Other young Irish players then at the club, including Jayson Molumby (now at West Brom) and Aaron Connolly (now at Hull), arrived at Edwards’s door one morning to take Ferguson out to breakfast. Teasing the woman who was wary of letting the young prospect out of her sight, they joked they were taking him to the pub.
‘Quite a connection’
Other young Irish players highly thought of at Brighton include Mark O’Mahony, captain of the under-21s, and midfield prospect Andrew Moran, currently on loan at Blackburn. Brighton’s strong links to young Irish talent has its origins in the club’s former academy director, John Morling. He used to work in a development role at the Football Association of Ireland.

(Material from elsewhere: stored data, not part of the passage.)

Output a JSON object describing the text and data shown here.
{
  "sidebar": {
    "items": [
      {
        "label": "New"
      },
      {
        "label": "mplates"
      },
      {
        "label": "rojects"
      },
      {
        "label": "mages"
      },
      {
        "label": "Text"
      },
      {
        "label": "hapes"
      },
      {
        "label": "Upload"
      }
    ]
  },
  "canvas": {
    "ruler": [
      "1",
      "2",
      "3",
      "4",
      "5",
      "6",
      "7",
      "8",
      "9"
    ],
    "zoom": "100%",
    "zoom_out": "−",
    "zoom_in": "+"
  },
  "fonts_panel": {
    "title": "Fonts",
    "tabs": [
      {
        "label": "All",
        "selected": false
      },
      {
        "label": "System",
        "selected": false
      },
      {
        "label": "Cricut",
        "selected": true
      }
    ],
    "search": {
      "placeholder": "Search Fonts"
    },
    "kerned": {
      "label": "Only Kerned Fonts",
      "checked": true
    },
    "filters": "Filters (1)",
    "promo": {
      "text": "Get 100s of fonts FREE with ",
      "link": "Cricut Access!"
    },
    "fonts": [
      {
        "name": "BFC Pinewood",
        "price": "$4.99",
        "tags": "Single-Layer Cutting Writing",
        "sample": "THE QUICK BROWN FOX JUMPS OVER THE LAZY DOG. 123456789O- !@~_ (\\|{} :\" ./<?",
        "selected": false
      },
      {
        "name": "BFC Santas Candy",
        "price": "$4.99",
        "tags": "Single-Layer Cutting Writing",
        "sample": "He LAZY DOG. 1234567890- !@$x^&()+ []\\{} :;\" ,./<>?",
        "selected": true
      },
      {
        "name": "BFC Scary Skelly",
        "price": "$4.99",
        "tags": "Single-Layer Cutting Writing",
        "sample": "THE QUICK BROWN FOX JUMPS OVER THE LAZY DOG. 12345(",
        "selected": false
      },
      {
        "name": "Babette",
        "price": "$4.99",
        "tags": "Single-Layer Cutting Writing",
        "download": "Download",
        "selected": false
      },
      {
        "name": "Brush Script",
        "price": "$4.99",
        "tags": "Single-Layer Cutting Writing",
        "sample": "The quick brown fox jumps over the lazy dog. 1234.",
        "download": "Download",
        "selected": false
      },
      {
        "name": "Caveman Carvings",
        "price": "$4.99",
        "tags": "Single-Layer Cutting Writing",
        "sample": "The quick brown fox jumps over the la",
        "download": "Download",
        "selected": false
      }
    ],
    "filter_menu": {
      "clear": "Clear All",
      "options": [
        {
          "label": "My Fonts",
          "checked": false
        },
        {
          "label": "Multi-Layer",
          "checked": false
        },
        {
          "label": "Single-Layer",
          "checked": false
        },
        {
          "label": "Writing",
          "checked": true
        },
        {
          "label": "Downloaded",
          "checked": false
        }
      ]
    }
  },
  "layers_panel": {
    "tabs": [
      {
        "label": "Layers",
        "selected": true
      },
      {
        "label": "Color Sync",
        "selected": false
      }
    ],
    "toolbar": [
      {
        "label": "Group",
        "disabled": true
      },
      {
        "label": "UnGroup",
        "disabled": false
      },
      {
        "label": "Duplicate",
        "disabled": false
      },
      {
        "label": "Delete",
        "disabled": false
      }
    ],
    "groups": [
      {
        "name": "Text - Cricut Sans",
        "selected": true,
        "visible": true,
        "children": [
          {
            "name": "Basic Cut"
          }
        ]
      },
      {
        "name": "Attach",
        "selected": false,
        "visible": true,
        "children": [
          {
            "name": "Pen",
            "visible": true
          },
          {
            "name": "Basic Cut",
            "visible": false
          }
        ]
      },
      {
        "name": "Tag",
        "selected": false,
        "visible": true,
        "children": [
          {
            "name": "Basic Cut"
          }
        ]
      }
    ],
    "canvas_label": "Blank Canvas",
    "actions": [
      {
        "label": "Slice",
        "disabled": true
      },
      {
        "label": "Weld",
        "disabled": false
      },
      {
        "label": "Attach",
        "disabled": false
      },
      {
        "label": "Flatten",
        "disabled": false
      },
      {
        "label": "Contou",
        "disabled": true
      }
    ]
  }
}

“[Ireland goalkeeper] Gavin Bazunu was another who stayed with me for his trials, but he eventually went to Manchester City,” said Edwards. “There’s quite a connection here with these Irish lads.”
Retired electrician Galvin, a long-time club fan, says Ferguson reminds him of a “young Jimmy Greaves”.
I remember thinking that I never thought I’d see the Tricolour flying over the Grand, as it was that day— Tadhg Galvin, retired electrician and Labour Party councillor
Galvin, whose grand-uncle Tadhg Barry was an imprisoned republican who was shot dead during the War of Independence, was elected in May as a councillor for the first time, at the age of 83. A former chairman of the now-dormant Brighton Irish Society, he revels in the Irish talent flowing through the club.
“Brighton fans love their players. There is a lot of excitement about Evan,” he says.
Before becoming a councillor in the area, a traditional stronghold of the Green Party, Galvin was a long-time Labour activist. He proudly recalls attending a meeting of Irish and UK politicians involved in implementing the Belfast Agreement. It too place in the Grand Hotel several years ago.
“I remember thinking that I never thought I’d see the Tricolour flying over the Grand, as it was that day,” he said.
Galvin is quick to point out that he always got on well with his neighbours, even if he can recall general anti-Irish feeling during the Troubles. Does he think traces of it remain in post-Brexit Britain?
“I’d better say no. If it does exist, then it resides only in those people who probably hate everybody from abroad. Those people probably even hate each other,” he says.
Edwards, meanwhile, texted Ferguson to congratulate him on the day of his recent hat-trick, but he appears to have changed his number since she had it.
Never mind, she says. In addition to cheering on the recent Irish-fuelled Brighton victory over Newcastle, Edwards had another reason to celebrate that day: the birth of her granddaughter.